# Dan Zan Ryu Jujutsu Check-in



## Makalakumu (May 15, 2009)

I just wanted to start a thread to catch all of the people currently practicing or who have practiced Dan Zan Ryu Jujutsu.  I know a couple of you, but I'm sure there are more out there.

So, post here.

What do you like about the art?  What do you dislike?  How is/was your overall experience?


----------



## hkdharmon (May 18, 2009)

I love DZR. I like the lists and well-rounded aspects of the system. I just went to a kata contest this weekend and I always like when someone pull out an art I have never seen (I am an Ikkyu).
Dislikes: I dislike how people get really caught up in the kata, like it is the bible or something. And I dislike that many dojo's do not do much if any rondori.
However, I think this is a weakness in training methods, not in the art itself. that is, it is a weakness in the practitioners, not the system.
Aaron Harmon
greatjujitsustuff.wordpress.com


----------



## Makalakumu (May 18, 2009)

Thanks for the post.  I, too, think the biggest weakness is the lack of randori.  The art has potential in that many of the lists would bring an entirely new level to randori.  Dan Zan Ryu is a well rounded system, the lack of alive practice in many dojo's is disheartening.

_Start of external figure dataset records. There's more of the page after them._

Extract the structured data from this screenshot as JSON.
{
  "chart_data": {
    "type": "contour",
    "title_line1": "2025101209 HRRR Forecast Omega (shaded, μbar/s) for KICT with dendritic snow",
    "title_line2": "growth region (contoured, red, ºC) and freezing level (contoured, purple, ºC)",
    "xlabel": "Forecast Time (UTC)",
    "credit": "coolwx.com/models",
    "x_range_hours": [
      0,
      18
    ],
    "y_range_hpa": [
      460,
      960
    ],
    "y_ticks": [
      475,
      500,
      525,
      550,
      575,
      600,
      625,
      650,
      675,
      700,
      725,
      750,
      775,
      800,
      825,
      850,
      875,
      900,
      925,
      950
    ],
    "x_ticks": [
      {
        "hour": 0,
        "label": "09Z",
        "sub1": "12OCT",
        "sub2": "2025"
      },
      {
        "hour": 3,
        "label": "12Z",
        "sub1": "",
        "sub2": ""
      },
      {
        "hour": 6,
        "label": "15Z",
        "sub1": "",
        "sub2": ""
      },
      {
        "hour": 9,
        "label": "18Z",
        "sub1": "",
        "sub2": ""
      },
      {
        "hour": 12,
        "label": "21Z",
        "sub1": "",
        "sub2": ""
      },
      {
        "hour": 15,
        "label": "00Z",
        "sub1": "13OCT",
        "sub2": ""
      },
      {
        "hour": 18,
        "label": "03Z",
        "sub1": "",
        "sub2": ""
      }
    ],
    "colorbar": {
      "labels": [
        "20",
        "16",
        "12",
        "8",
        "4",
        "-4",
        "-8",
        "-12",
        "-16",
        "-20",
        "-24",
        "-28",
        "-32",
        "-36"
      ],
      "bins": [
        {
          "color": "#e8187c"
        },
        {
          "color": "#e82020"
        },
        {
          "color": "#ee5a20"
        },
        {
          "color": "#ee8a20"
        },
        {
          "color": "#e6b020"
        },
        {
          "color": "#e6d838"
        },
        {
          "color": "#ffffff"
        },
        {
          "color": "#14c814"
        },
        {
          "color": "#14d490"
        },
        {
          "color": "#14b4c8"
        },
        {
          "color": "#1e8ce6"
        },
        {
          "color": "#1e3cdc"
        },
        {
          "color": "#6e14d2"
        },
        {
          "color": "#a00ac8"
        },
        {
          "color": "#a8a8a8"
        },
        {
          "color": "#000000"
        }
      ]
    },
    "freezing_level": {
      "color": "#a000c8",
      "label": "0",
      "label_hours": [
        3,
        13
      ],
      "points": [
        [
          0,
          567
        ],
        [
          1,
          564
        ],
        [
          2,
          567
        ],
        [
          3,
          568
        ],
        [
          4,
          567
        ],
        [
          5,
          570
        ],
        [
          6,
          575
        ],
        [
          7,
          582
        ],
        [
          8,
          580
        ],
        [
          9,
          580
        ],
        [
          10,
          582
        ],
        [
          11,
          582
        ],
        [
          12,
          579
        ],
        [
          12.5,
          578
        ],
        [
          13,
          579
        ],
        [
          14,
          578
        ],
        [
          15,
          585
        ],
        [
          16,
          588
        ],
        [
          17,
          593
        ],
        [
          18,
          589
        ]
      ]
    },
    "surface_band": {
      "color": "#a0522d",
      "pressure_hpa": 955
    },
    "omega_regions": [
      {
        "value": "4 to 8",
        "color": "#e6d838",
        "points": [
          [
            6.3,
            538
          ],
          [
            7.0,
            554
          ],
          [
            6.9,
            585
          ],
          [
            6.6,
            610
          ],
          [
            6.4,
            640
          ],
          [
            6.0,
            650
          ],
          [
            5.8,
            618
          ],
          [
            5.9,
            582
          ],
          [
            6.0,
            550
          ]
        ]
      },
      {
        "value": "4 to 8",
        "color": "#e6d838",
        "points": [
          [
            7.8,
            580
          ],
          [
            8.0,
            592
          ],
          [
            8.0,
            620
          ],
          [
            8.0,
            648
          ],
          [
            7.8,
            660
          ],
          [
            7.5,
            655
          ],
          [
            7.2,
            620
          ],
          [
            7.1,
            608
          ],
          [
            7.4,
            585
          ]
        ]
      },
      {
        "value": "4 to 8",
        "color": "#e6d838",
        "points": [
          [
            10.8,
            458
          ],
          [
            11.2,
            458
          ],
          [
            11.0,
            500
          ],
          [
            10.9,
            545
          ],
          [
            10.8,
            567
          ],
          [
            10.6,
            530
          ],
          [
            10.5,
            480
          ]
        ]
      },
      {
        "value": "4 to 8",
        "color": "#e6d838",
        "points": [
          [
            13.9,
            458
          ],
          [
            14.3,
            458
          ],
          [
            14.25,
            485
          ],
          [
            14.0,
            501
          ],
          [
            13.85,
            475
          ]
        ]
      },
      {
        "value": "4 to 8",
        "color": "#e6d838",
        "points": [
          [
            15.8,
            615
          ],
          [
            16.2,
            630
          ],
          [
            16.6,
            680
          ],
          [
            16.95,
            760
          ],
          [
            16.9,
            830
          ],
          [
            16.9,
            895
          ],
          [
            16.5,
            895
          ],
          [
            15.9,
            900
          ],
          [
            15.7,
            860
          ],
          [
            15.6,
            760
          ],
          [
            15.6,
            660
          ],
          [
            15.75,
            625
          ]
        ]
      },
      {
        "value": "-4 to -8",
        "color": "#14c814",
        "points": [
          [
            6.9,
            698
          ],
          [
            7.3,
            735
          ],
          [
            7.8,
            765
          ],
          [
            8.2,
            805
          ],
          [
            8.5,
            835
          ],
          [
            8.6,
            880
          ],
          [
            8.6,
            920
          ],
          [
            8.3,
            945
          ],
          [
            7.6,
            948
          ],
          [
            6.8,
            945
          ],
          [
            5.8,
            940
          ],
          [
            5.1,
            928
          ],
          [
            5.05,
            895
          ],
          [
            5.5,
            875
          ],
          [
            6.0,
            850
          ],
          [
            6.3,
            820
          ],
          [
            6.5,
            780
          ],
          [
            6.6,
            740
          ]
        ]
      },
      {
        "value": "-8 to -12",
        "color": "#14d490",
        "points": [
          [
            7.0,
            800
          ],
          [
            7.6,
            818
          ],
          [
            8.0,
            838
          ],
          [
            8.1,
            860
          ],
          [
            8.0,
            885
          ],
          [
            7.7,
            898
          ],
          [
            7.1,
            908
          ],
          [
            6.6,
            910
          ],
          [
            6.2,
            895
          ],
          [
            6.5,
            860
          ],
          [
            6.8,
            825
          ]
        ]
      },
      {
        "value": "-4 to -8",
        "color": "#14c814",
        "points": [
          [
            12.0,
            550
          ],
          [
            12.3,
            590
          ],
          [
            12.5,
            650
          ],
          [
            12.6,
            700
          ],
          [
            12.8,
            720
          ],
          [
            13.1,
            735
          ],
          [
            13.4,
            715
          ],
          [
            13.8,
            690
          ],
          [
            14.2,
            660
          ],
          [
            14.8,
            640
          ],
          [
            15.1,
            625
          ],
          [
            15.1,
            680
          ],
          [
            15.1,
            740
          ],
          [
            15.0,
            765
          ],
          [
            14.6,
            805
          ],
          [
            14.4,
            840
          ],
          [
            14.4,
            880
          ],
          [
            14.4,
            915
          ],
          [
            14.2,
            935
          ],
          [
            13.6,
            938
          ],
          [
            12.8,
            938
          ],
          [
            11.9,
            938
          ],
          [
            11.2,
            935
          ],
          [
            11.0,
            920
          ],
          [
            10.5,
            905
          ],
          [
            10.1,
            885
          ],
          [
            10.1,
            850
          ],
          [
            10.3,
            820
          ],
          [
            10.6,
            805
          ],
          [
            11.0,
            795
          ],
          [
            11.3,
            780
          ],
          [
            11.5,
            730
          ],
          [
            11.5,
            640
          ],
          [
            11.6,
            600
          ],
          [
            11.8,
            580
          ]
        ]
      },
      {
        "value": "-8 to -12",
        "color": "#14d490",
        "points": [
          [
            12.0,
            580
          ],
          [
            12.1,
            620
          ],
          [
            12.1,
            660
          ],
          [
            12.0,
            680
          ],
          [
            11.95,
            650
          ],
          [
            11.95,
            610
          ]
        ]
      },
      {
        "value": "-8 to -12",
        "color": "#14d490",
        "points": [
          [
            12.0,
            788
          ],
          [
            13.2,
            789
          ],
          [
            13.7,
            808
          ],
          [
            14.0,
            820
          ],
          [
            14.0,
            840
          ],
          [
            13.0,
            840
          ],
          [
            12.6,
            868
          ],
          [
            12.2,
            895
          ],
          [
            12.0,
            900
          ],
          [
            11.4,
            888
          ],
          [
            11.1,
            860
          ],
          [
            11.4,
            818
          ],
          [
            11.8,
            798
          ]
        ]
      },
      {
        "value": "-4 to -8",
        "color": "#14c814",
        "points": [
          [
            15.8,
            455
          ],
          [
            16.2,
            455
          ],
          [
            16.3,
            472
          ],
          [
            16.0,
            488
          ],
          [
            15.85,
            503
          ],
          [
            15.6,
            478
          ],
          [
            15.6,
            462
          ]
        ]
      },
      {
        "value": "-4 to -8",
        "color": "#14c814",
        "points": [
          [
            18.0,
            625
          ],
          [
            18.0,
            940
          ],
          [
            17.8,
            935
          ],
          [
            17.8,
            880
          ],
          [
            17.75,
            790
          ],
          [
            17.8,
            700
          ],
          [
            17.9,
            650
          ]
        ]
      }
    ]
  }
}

The upside is the restorative massage training.  In the dojo out here in Hawaii, we have members of the Okazaki family who visit and give lessons on massage.  It's so interesting to see how seifukujutsu fits into the rest of DZR.


----------



## b.monki (Jun 4, 2009)

i think this my first post... but ya... i trained in dzr for a pretty long time with sensei carol harris who taught at wally jays school for like 40 something odd years... probably the best time in my life she would always let me run classes and teach new students which helped me a lot in my teaching ability... mixed with judo its become a really good style for me especially growing in the east bay area by oakland, ca in the projects its helped me stay safe so many times... i learned it with the small circle jujitsu principles... for me the most practical board was the first board the yawara hand arts, a lil ne waza to escape being pinned and kicked in the face by some hood rats with some judo throws and some iron palm training your good to go for the streets... not a fan of dzr throws (i learned traditional dzr jujitsu that was the exact way okazaki taught it)... my judo coach was also a black belt under wally jay and also back in the day of black and white photography sambo champion of the world... sensei siroy... i rambled... sorry bout that i love dzr and judo too much...:mst:


----------